The rise of AI and GenAI has created challenges for ensuring the technology’s data privacy and protection under the GDPR. The complexity of AI algorithms and the rapidly changing nature of AI learning processes require continuous updates to AI practices and regulatory frameworks.

GlobalData’s Thematic Research: Data Privacy report, defines AI as a software-based system that uses data inputs to make decisions on its own.

The EU’s GDPR states that individuals have the right not to be subject to a decision that is based solely on automated decision-making or without human intervention.

The law also requires organisations to explain how they use personal data in AI systems that have a significant impact on individuals.

Some commentators have stressed that the complexity of AI and the difficulty in explaining its decisions may ultimately prevent European companies from using advanced AI systems for fear of not being compliant with GDPR.

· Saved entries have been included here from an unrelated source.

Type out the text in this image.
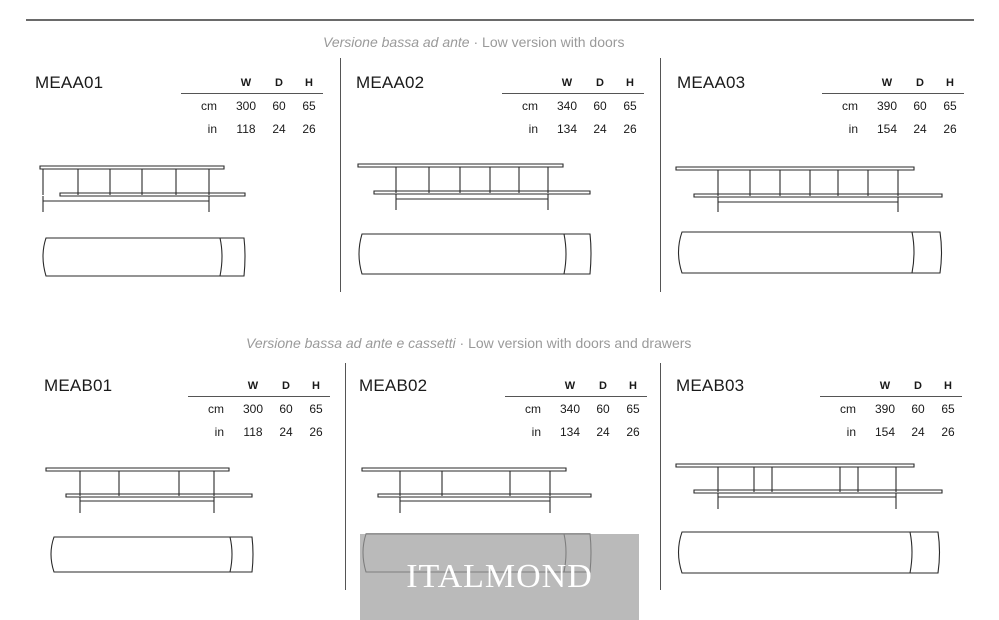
Versione bassa ad ante · Low version with doors
MEAA01
		W	D	H
cm	300	60	65
in	118	24	26
MEAA02
		W	D	H
cm	340	60	65
in	134	24	26
MEAA03
		W	D	H
cm	390	60	65
in	154	24	26
Versione bassa ad ante e cassetti · Low version with doors and drawers
MEAB01
		W	D	H
cm	300	60	65
in	118	24	26
MEAB02
		W	D	H
cm	340	60	65
in	134	24	26
MEAB03
		W	D	H
cm	390	60	65
in	154	24	26
ITALMOND
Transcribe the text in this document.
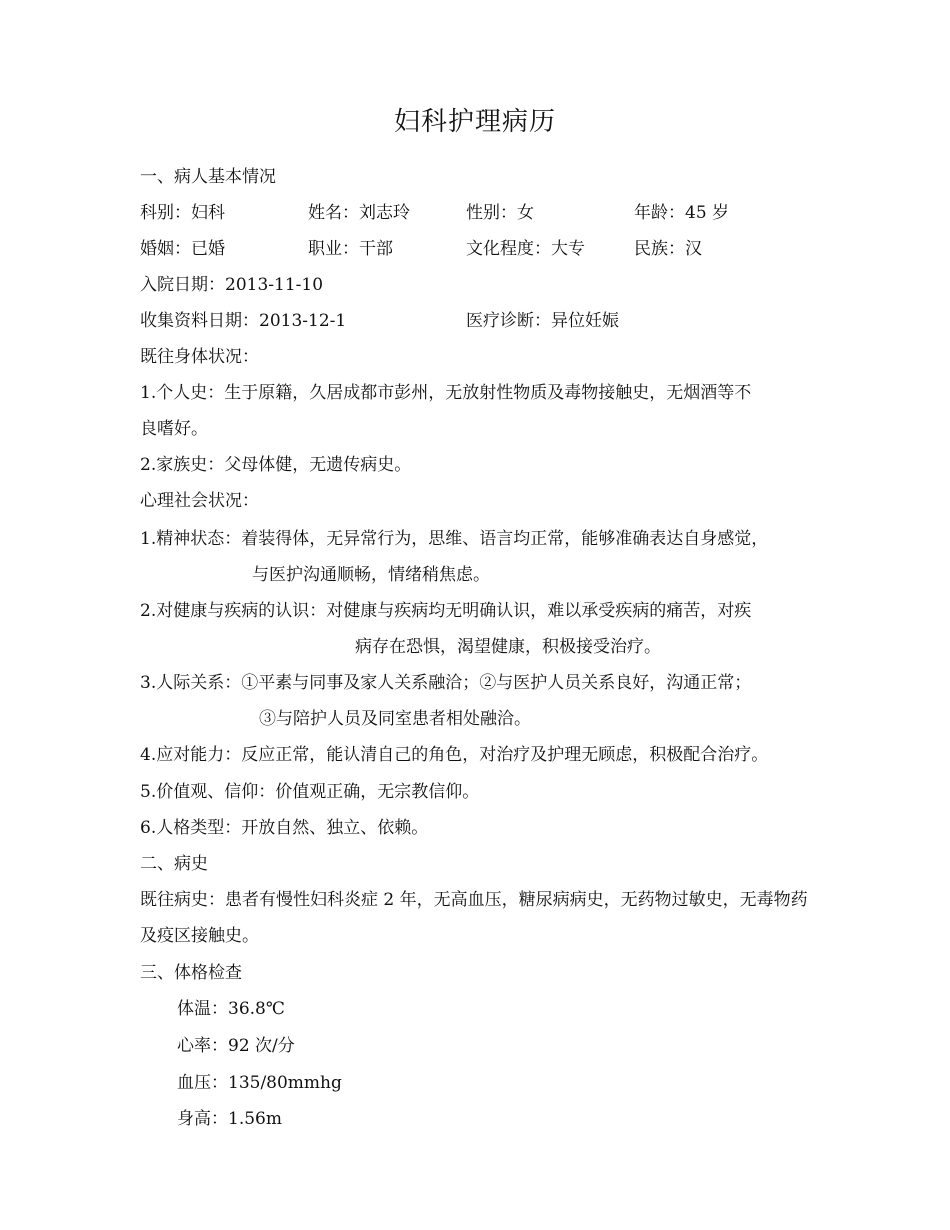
妇科护理病历
一、病人基本情况
科别：妇科	姓名：刘志玲	性别：女	年龄：45 岁
婚姻：已婚	职业：干部	文化程度：大专	民族：汉
入院日期：2013-11-10
收集资料日期：2013-12-1	医疗诊断：异位妊娠
既往身体状况：
1.个人史：生于原籍，久居成都市彭州，无放射性物质及毒物接触史，无烟酒等不
良嗜好。
2.家族史：父母体健，无遗传病史。
心理社会状况：
1.精神状态：着装得体，无异常行为，思维、语言均正常，能够准确表达自身感觉，
与医护沟通顺畅，情绪稍焦虑。
2.对健康与疾病的认识：对健康与疾病均无明确认识，难以承受疾病的痛苦，对疾
病存在恐惧，渴望健康，积极接受治疗。
3.人际关系：①平素与同事及家人关系融洽；②与医护人员关系良好，沟通正常；
③与陪护人员及同室患者相处融洽。
4.应对能力：反应正常，能认清自己的角色，对治疗及护理无顾虑，积极配合治疗。
5.价值观、信仰：价值观正确，无宗教信仰。
6.人格类型：开放自然、独立、依赖。
二、病史
既往病史：患者有慢性妇科炎症 2 年，无高血压，糖尿病病史，无药物过敏史，无毒物药
及疫区接触史。
三、体格检查
体温：36.8℃
心率：92 次/分
血压：135/80mmhg
身高：1.56m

In April, OpenAI’s ChatGPT was hit with a GDPR complaint from Austria’s Data Protection Agency (DPA) and privacy activist group NOYB

The complaint stated that ChatGPT broke GDPR by providing false information about public figures and not allowing those figures to access or erase the data it has harvested about them. 

“Although GDPR has allowed for significant strides in privacy and data protection innovations, the regressive algorithms that are designed into many aging AI systems, particularly those rooted in deep learning concepts of 2012, pose substantial risks to data integrity,” says Davi Ottenheimer, vice president of trust and digital ethics at Sir Tim Berners-Lee’s Inrupt.

Ottenheimer said that these systems could potentially violate the principles of GDPR if not carefully managed.

“The current state of the 2016 law already should have been treated as a warning not to build any system that only can be powered down instead of reprogrammed: while GDPR offers mechanisms to halt data processing, it more importantly sets the stage for nuanced requirements of AI systems to do safe data analysis and learning,” Ottenheimer adds.

The rise of AI has promoted a closer integration of data protection measures as mandated by GDPR, which may have put a stricter look on the development of more transparent, accountable, and secure AI systems.